It's been several months since Alex was diagnosed. Oh how our life has changed. I would like to begin by saying I have the sweetest most lovable little guy, and he lights up my day! He tends to be very repetitive and if he gets stuck on something he may well be stuck on it for several hours or days. He keeps me moving though and never lets me forget how much I am loved.
We have had him on medication since we got the diagnosis in order to help his life be more level. It's been a rocky go of it...starting on one medication having the insurance turn it down, switching to another only to have the insurance approve the first. (turns out it's still ridiculously
expensive) We settled on the less expensive form and have had three dose changes. All of them took time to see if it was going to help and settle into a routine. We got it nailed down right before school started and what a difference it has made. He's still happy, playful and a sweet little guy, but he's more in control of himself. He knows when he's doing something annoying and can curb it a little. He's made huge leaps forward at school and we will be looking at the gifted program at the end of this year. Fingers crossed! He's my loud little guy that won't sit still, but not quite as loud and a little more still.

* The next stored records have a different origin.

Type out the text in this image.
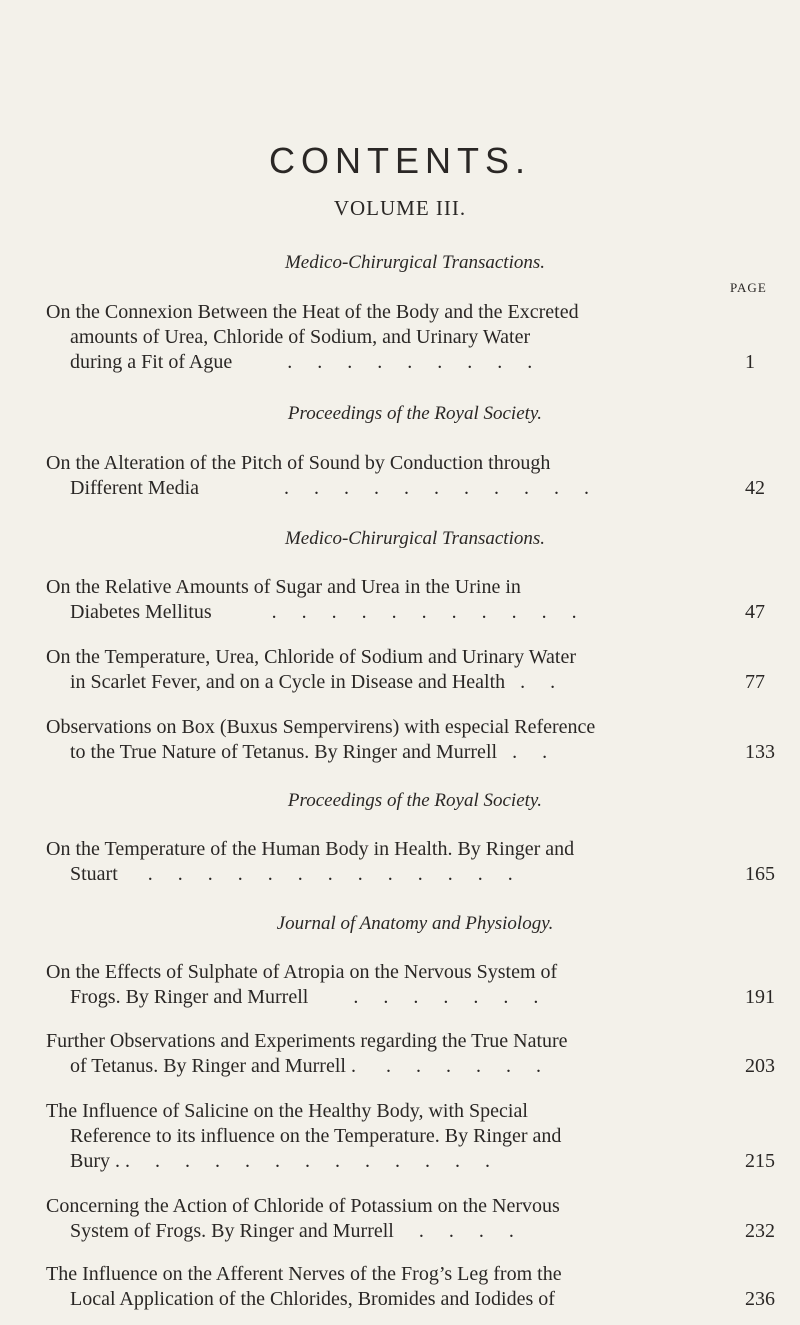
CONTENTS.
VOLUME III.
PAGE
Medico-Chirurgical Transactions.
On the Connexion Between the Heat of the Body and the Excreted
amounts of Urea, Chloride of Sodium, and Urinary Water
during a Fit of Ague	. . . . . . . . .	1
Proceedings of the Royal Society.
On the Alteration of the Pitch of Sound by Conduction through
Different Media	. . . . . . . . . . .	42
Medico-Chirurgical Transactions.
On the Relative Amounts of Sugar and Urea in the Urine in
Diabetes Mellitus	. . . . . . . . . . .	47
On the Temperature, Urea, Chloride of Sodium and Urinary Water
in Scarlet Fever, and on a Cycle in Disease and Health . .	77
Observations on Box (Buxus Sempervirens) with especial Reference
to the True Nature of Tetanus. By Ringer and Murrell . .	133
Proceedings of the Royal Society.
On the Temperature of the Human Body in Health. By Ringer and
Stuart . . . . . . . . . . . . .	165
Journal of Anatomy and Physiology.
On the Effects of Sulphate of Atropia on the Nervous System of
Frogs. By Ringer and Murrell . . . . . . .	191
Further Observations and Experiments regarding the True Nature
of Tetanus. By Ringer and Murrell . . . . . . .	203
The Influence of Salicine on the Healthy Body, with Special
Reference to its influence on the Temperature. By Ringer and
Bury . . . . . . . . . . . . . .	215
Concerning the Action of Chloride of Potassium on the Nervous
System of Frogs. By Ringer and Murrell . . . .	232
The Influence on the Afferent Nerves of the Frog’s Leg from the
Local Application of the Chlorides, Bromides and Iodides of	236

I love that the medication didn't change his personality, but helped him figure out how to deal with his outbursts. I sometimes think it has taken little bits away, but it's not noticeable to anyone but Nathan and myself. He doesn't dance like he use to...everywhere all the time. He doesn't come up and give uninvited hugs anymore...which for some people this is a relief. Mostly he's his old self just more controlled.
I don't want to give all the credit to the medication however. I have been working with him on using his coping skills to get control of a situation and we have cut out the red and yellow dyes in his diet. We didn't have much of them in there to begin with because of Catie's dye allergy but what was left is all but gone. We sometimes allow yellow dye if we are out...it doesn't seem to have such a impact on him, but I really do try and limit his intake.

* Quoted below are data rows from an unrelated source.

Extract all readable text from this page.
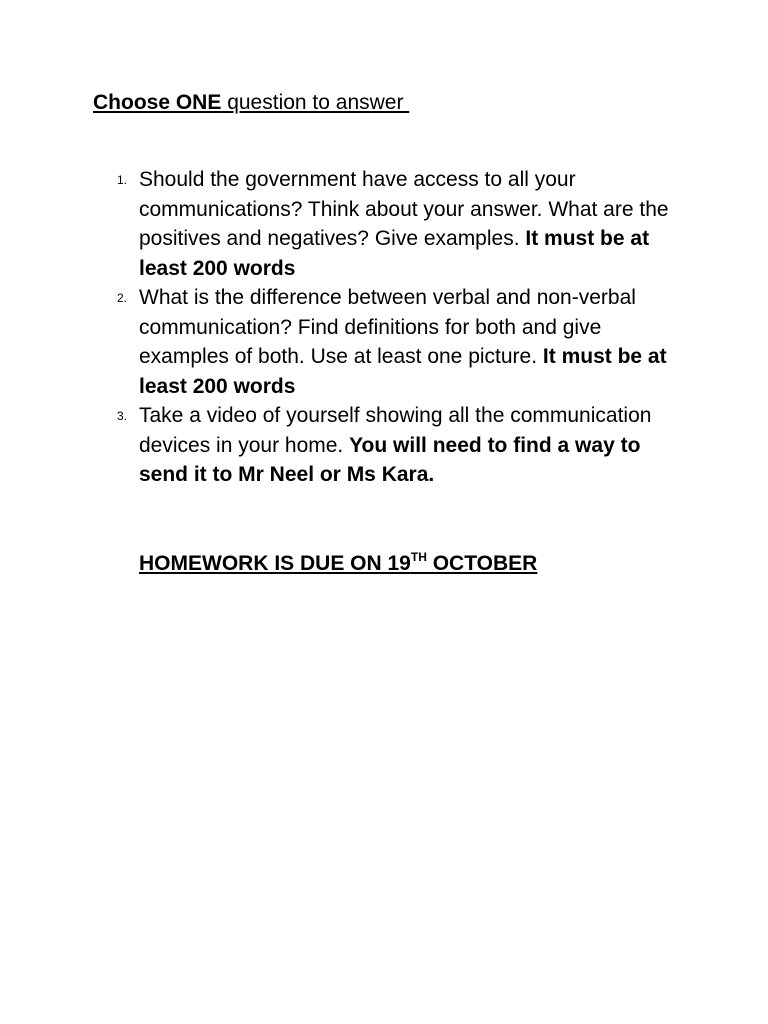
Choose ONE question to answer
1. Should the government have access to all your communications? Think about your answer. What are the positives and negatives? Give examples. It must be at least 200 words
2. What is the difference between verbal and non-verbal communication? Find definitions for both and give examples of both. Use at least one picture. It must be at least 200 words
3. Take a video of yourself showing all the communication devices in your home. You will need to find a way to send it to Mr Neel or Ms Kara.
HOMEWORK IS DUE ON 19TH OCTOBER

Turns out all those dyes the FDA has been allowing in foods all these years are causing some significant issues. Not just for parents of adhd children but true dye allergies are beginning to surface. It's been a pretty uncommon thing till this point, but Catie is not alone. The swelling in the face and mouth, cramps, diarrhea and throwing up are true symptoms of an allergy. While a red dye sensitivity is accompanied by a stomach ache is becoming more common...it rarely leads to facial swelling or anaphylaxis.
Red and yellow have been studies extensively in europe and guess what...they have found links to adhd and other health problems. They have been so convinced that their group of food watchdogs have outlawed dyes in food. Not just red and yellow but all of them.
I want to get back to Alex though...and even though his adhd was a blow to us it has only made us more aware of him and how much we love him!